Я вскочил на ноги от внезапно охватившего меня возбуждения:
– Зато я вспомнил! Мне было двенадцать лет, мы жили на улице Коперника, за Домом пионеров. В тот день моя мама послала меня к тёте Инне, чтобы взять из вашей домашней библиотеки книжку «Земля Санникова». Именно её, точно помню. Зашёл к вам через садовую калитку. Когда приблизился к беседке, в доме раздался резкий звук, будто выстрел, какие я слышал в кино. Он напугал меня. Я остановился, потом повернул обратно. А дома сказал маме, что забыл о книге, стыдно было признаться в трусости. Потом мне сказали, что тётя Инна умерла. Я не связал её смерть с тем звуком, похожим на выстрел.
– Значит, – потерянно произнёс Олег, – ты подтверждаешь?
– Нет, я опровергаю. И готов повторить свои слова под присягой: когда раздался выстрел, ты Олег, понимаешь, ты играл в беседке. Своими глазами видел.
Вскоре друзьям Олега удалось пристроить его на Ленских золотых приисках. В советское время там царил строжайший сухой закон. В отпуске, пожалуйста, хоть всё Чёрное море, сидя на крымском берегу, вылакай; заработанные деньги позволяли. Но наш протежеот запоев излечился в первый год своей «золотой лихорадки». Предполагаю, тому способствовало и моё свидетельство о невиновности двухлетки Олежки в смерти его матери. Были у меня вначале опасения, что на ленских берегах до слуха геолога Козыря дойдут местные легенды, в которых может прозвучать имя его отца в такой тональности, что сыну захочется заглушить его алкоголем. Но моё опасение, к счастью, оказалось напрасным. Уста жертв Максимова запечатаны в расстрельных ямах льдом вечной мерзлоты, а ныне живущие нелюбопытны и пустосердечны. Если тень отца Олега после покаянного обхода «личных могил» и заглядывала в его балок[1], то ночью, когда сын, утомлённый работой, спал.
Еще одно доброе дело удалось мне сделать в память невыдуманных героев этой повести. Когда Олег Козырь уже находился на Лене, где золото роют в горах, я случайно узнал, что старое городское кладбище в Крулевце подлежит ликвидации в связи с важной промышленной стройкой. Могилы, посещаемые родственниками, предлагалось перенести за государственный счёт в новый некрополь. Об этом я сообщил Олегу письмом. Он сразу откликнулся и переслал деньги, чтобы я «уговорил кого надо» перезахоронить в разных местах останки его родителей, которые лежали под одним надгробным камнем.
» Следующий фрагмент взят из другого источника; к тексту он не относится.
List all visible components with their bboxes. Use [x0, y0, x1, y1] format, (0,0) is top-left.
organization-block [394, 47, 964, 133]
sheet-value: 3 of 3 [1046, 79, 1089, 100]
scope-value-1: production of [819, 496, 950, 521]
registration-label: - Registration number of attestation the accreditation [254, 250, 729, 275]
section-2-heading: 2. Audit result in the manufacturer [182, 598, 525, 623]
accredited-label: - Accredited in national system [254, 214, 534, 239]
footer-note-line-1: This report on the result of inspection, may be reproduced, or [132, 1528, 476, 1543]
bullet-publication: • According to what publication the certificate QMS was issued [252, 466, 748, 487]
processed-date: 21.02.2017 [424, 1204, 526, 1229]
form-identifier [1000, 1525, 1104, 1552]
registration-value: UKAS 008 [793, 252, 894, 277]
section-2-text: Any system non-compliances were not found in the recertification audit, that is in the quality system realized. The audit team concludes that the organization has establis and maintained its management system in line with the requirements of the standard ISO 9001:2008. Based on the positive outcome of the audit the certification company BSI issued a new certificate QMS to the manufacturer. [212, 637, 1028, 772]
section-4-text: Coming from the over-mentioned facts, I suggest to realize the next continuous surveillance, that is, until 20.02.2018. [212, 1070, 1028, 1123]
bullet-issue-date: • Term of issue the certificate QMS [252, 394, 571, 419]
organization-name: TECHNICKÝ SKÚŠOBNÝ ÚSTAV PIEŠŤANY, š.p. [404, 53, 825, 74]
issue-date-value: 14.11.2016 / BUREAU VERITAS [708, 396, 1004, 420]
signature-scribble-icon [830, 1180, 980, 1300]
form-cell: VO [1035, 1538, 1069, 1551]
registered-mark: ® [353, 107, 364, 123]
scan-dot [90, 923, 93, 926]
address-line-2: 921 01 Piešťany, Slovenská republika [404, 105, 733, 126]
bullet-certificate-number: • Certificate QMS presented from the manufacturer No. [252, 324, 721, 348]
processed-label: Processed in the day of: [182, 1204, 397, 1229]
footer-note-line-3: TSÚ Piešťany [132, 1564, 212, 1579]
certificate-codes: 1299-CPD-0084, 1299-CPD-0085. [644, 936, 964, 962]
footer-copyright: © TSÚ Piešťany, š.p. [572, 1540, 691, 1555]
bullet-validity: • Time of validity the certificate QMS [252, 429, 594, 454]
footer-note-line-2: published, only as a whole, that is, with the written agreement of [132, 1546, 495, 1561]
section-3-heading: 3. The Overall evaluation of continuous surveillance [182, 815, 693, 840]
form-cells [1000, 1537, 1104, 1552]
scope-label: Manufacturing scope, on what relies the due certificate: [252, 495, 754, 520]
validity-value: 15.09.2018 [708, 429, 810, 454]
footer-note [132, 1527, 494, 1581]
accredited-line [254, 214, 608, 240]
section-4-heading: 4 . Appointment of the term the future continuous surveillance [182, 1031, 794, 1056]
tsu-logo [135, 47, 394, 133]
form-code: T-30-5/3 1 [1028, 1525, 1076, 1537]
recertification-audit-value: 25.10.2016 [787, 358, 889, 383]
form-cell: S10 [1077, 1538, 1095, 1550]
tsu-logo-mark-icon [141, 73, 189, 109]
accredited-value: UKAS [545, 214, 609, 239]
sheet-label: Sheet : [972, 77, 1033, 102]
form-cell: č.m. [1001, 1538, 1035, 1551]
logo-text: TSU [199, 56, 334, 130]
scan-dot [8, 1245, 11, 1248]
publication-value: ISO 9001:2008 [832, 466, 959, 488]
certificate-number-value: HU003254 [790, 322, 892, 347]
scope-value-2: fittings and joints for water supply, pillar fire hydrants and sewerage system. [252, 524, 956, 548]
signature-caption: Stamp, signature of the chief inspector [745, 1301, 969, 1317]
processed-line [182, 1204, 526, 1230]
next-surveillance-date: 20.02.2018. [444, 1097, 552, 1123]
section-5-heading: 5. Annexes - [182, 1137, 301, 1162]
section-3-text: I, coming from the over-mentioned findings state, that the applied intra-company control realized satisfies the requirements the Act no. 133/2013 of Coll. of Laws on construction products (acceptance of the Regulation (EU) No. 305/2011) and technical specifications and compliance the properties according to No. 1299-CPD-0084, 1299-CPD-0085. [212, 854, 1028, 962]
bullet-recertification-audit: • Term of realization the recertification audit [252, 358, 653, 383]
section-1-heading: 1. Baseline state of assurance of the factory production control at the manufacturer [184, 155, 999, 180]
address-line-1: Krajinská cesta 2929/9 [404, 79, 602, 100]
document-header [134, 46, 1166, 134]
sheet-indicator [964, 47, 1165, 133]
Волю наследника я исполнил. Но также решился на тайную от Олега прихоть. По кладбищенской записи нашёл могилу Лёни Гофмана – чуть заметный холмик, в изголовье проржавевшая жестяная табличка; с трудом читался номер захоронения. Наследники владельца дома, где он снимал последний угол, рассказали мне, что хозяин обнаружил его тело в кустах на обочине тропинки, которая вела от жилья к отхожему месту. Ходили слухи, что его выследил кто–то из уцелевших бандеровцев того схрона, в котором держали «хирурга» и который он выдал НКВД. Случилось это через несколько дней после похорон «пани прокурорки». Такое совпадение.
Я не стал устраивать новое прибежище праху учителя танцев рядом с отдельной могилой Инны Максимовой. Для него она была ученицей, не более того. Да и для неё кем он был? Просто случайностью, вызвавшей в женщине эмоциональный порыв, когда она созрела для него. Я бы не назвал последствие его печальным. Моя героиня умерла в том высшем ощущении счастья, которое пережила один раз в жизни.
Я оплатил перенос заброшенных серых костей бедного Лёни вмести с остатками некрашеного гроба на тот же участок, где сейчас находится могила с короткой надписью на простой горизонтальной плите чёрного габбро: МАМА ИННА, 1929–1952. Так хотел Олег.